A decrease in the elimination of the parent of toxic metabolites

This result is in agreement with a study by Corsonello and colleagues who found an association between patient renal function and the risk of ADRs in elderly hospitalized patients. However, we also found that among ESRD, non-dialysis dependent patients were more than two times more susceptible to develop ADRs compared to hemodialysis patients. This could be because renal impairment related pharmacokinetic and pharmacodynamic changes such as a decrease in the elimination of the parent drug or of toxic metabolites, NSC 136476 alteration in drug distribution or protein binding, metabolic abnormalities, or possibly increased target organ susceptibility in uremic patients. This finding emphasizes the need to triage patients for decision regarding the initiation of renal replacement therapy. In this study, patients with a lower serum level of albumin were at increased risk of experiencing ADRs during hospital stay. This is in line with the Corsonello and colleague study, that showed an association between hypoalbuminemia in patients with concealed renal failure and ADRs. These can also be explained by the decreased binding of albumin-bound drugs, and the accumulation of the unbound fraction in plasma.

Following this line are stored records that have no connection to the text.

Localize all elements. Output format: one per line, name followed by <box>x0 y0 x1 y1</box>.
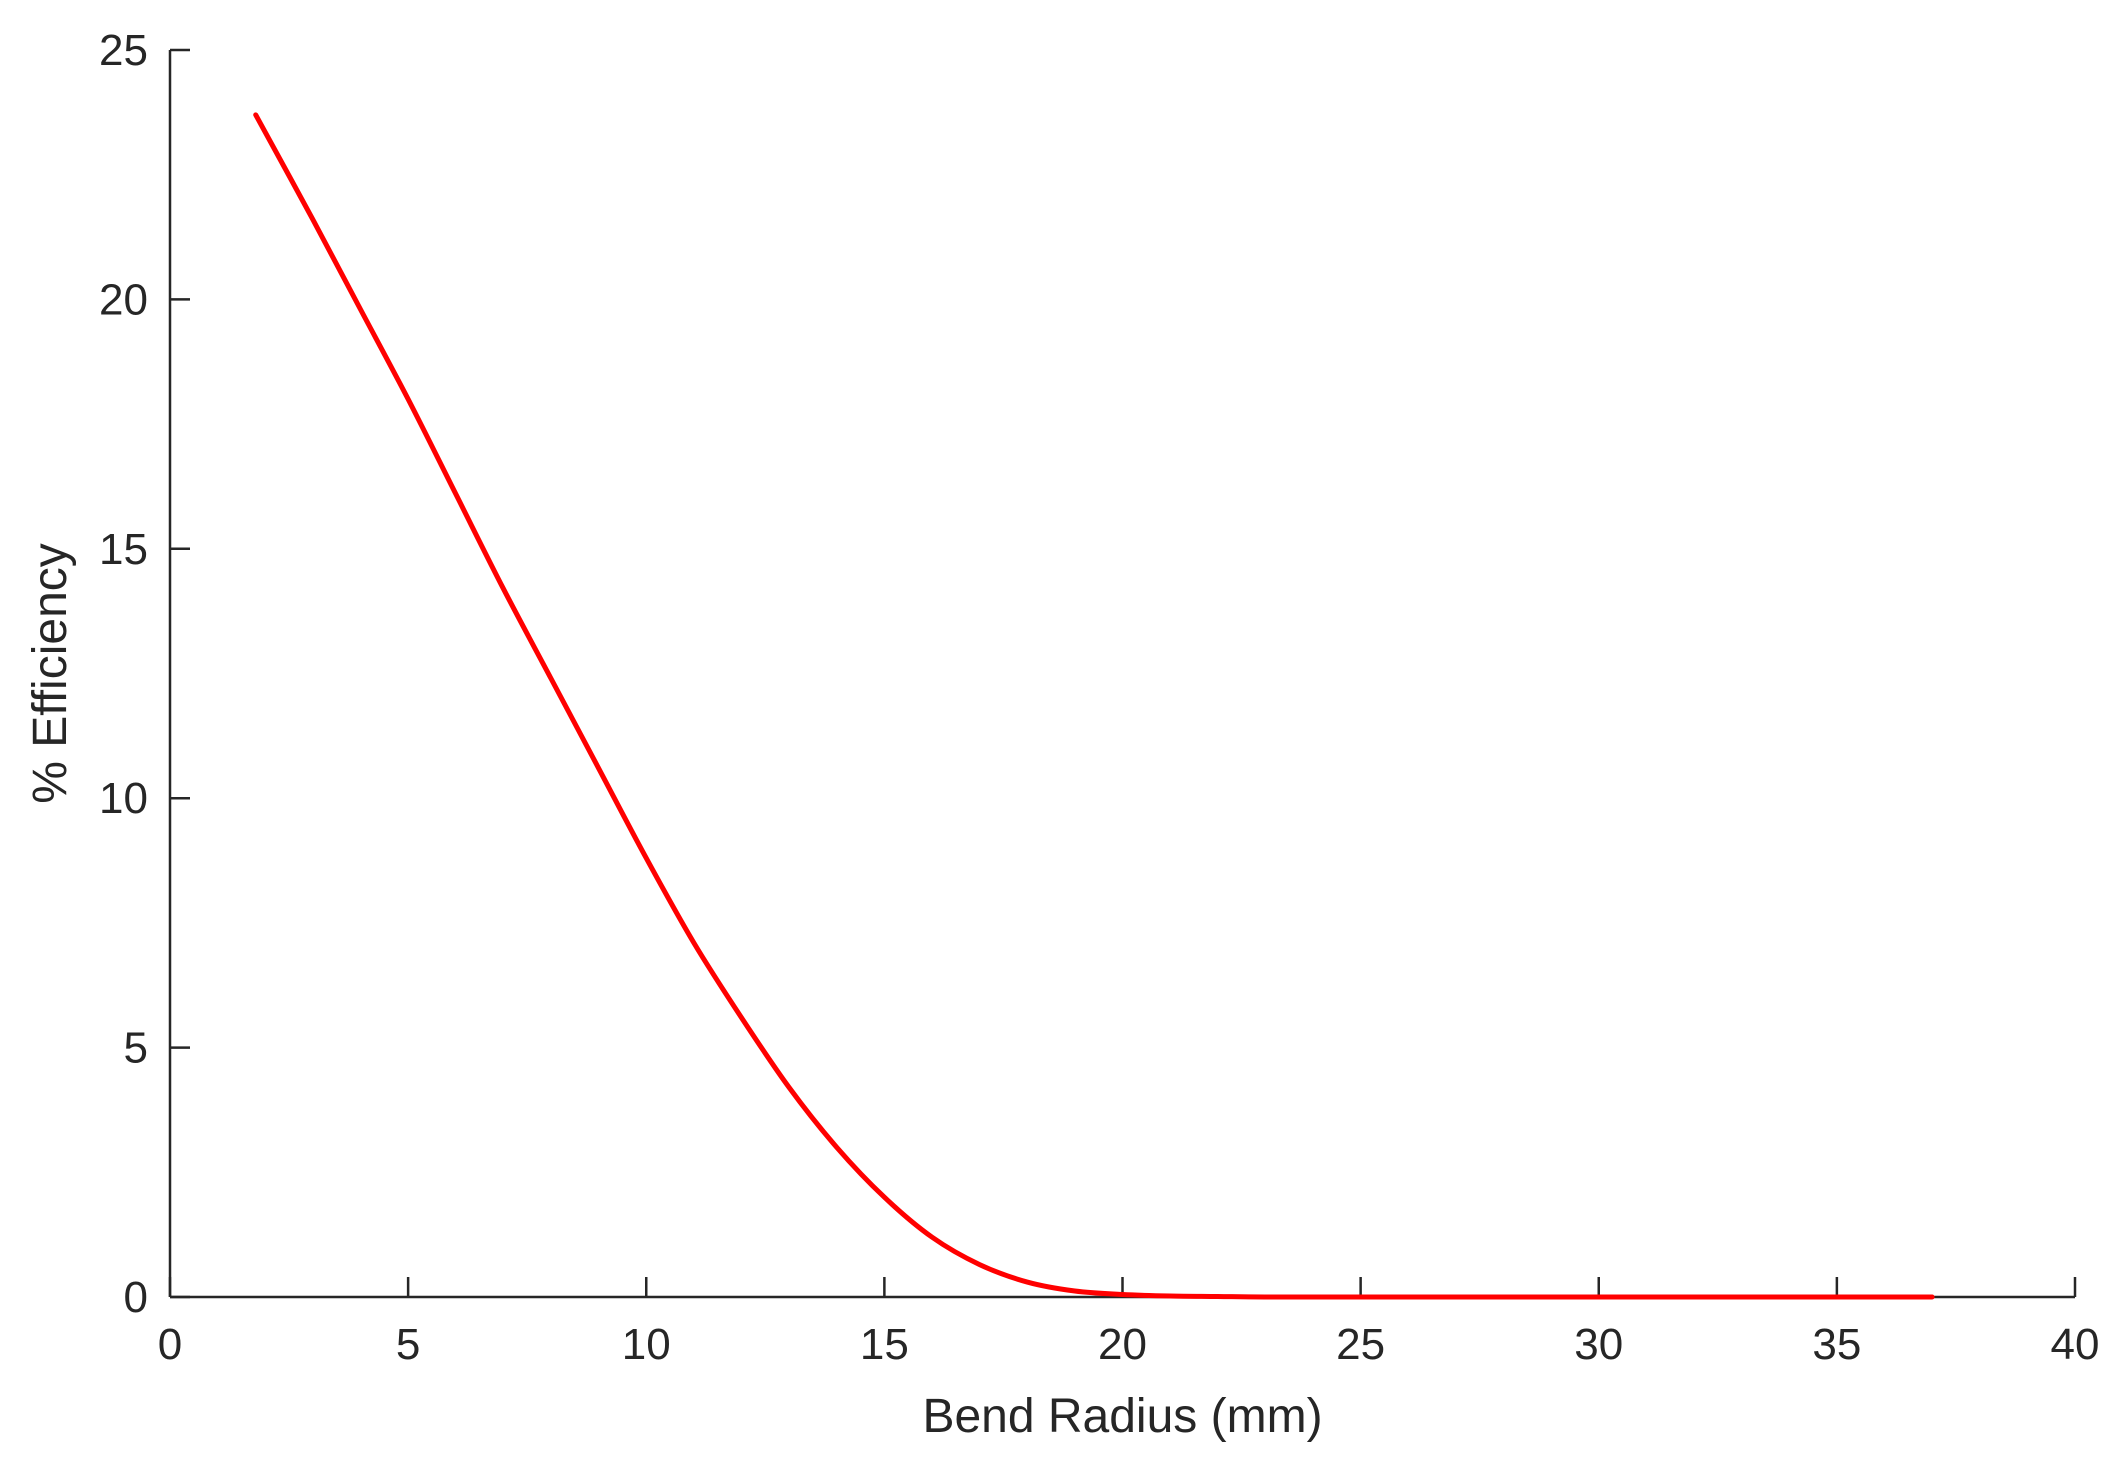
x-tick-label: 20 <box>1098 1320 1147 1369</box>
axes <box>168 50 2075 1299</box>
y-tick-label: 20 <box>99 275 148 324</box>
x-tick-label: 40 <box>2051 1320 2100 1369</box>
x-ticks: 0 5 10 15 20 25 30 35 40 <box>158 1277 2100 1369</box>
y-tick-label: 25 <box>99 26 148 75</box>
series-line <box>253 112 1935 1300</box>
x-tick-label: 10 <box>622 1320 671 1369</box>
x-tick-label: 25 <box>1336 1320 1385 1369</box>
x-tick-label: 30 <box>1574 1320 1623 1369</box>
x-axis-label: Bend Radius (mm) <box>922 1390 1322 1443</box>
y-axis-label: % Efficiency <box>24 543 77 804</box>
y-tick-label: 0 <box>124 1273 148 1322</box>
x-tick-label: 0 <box>158 1320 182 1369</box>
x-tick-label: 35 <box>1812 1320 1861 1369</box>
series-layer <box>253 112 1935 1300</box>
y-tick-label: 5 <box>124 1024 148 1073</box>
y-tick-label: 10 <box>99 774 148 823</box>
x-tick-label: 5 <box>396 1320 420 1369</box>
y-tick-label: 15 <box>99 525 148 574</box>
y-ticks: 0 5 10 15 20 25 <box>99 26 190 1322</box>
x-tick-label: 15 <box>860 1320 909 1369</box>
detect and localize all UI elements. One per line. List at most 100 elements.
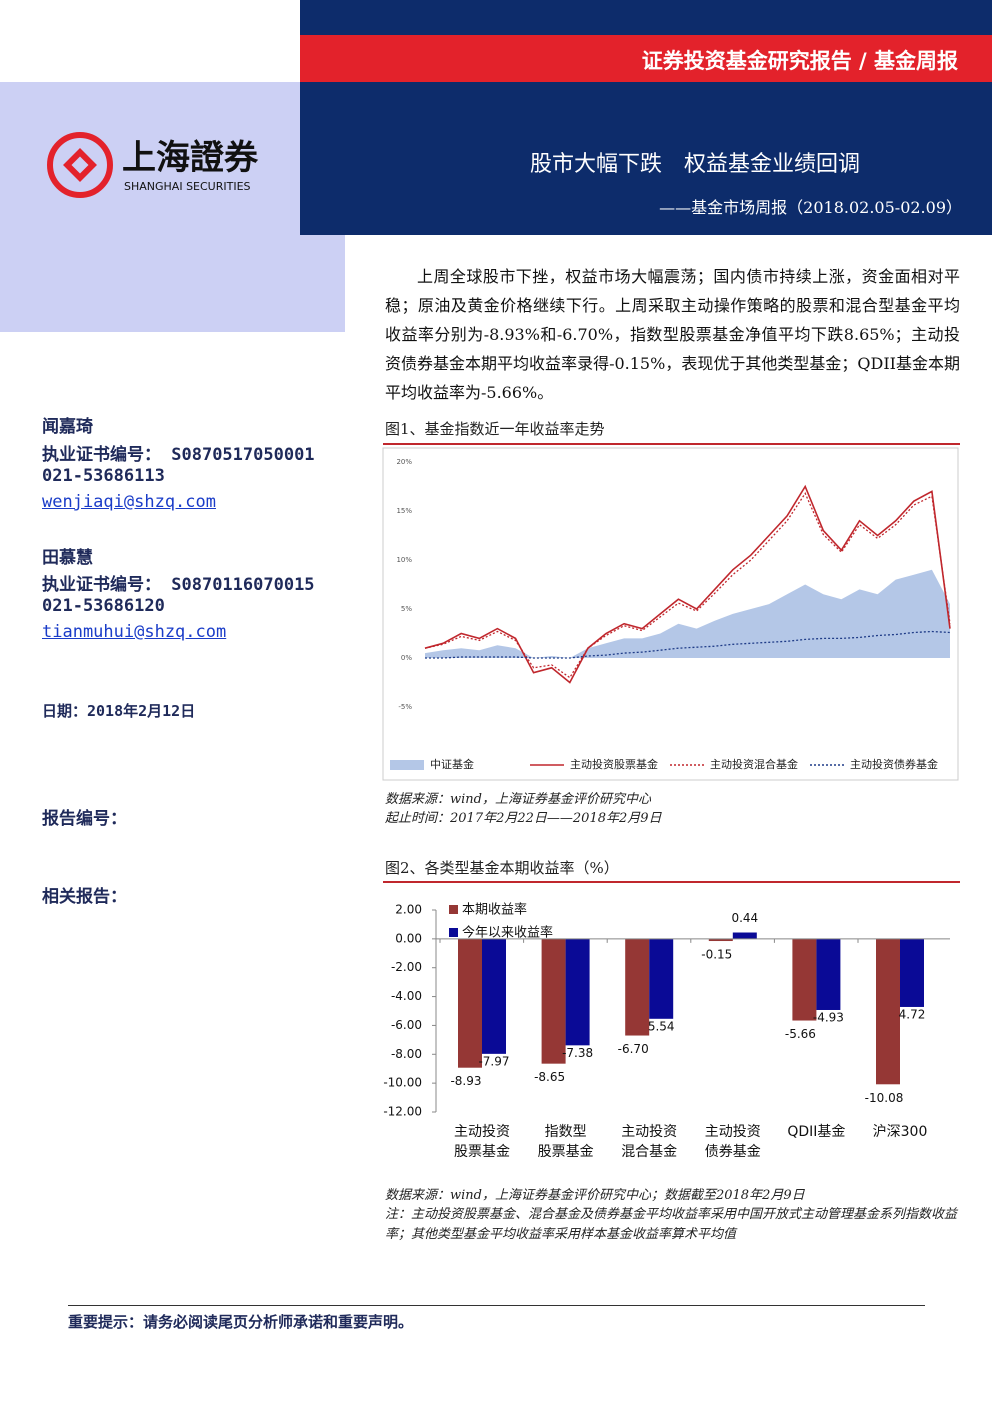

In addition,Vismodegib patients with vascular disease experienced more ADRs during in hospital stay. Noticeably, patients with CKD are often excluded from coronary artery disease trials; therefore, the safety profile of cardiovascular medications in these patients is mostly based upon knowledge of postmarketing rather than controlled trials. Moreover, in our study, patients who developed ADRs had a higher serum level of CRP, and both CRP value and vascular disease remained significant predictors of developing ADRs when included simultaneously in the regression model. Possible mechanisms include a role for CRP as an inflammatory marker and the formation of atherosclerosis, and its role in the vascular diseases. The ADR risk score has important implications for clinical practice and research. For example, by using this score, lower-risk patients could be managed less extensively, whereas, higher-risk patients could receive more intensive interventions aimed at reducing drug-related adverse outcomes and improving the costeffectiveness of CKD therapy.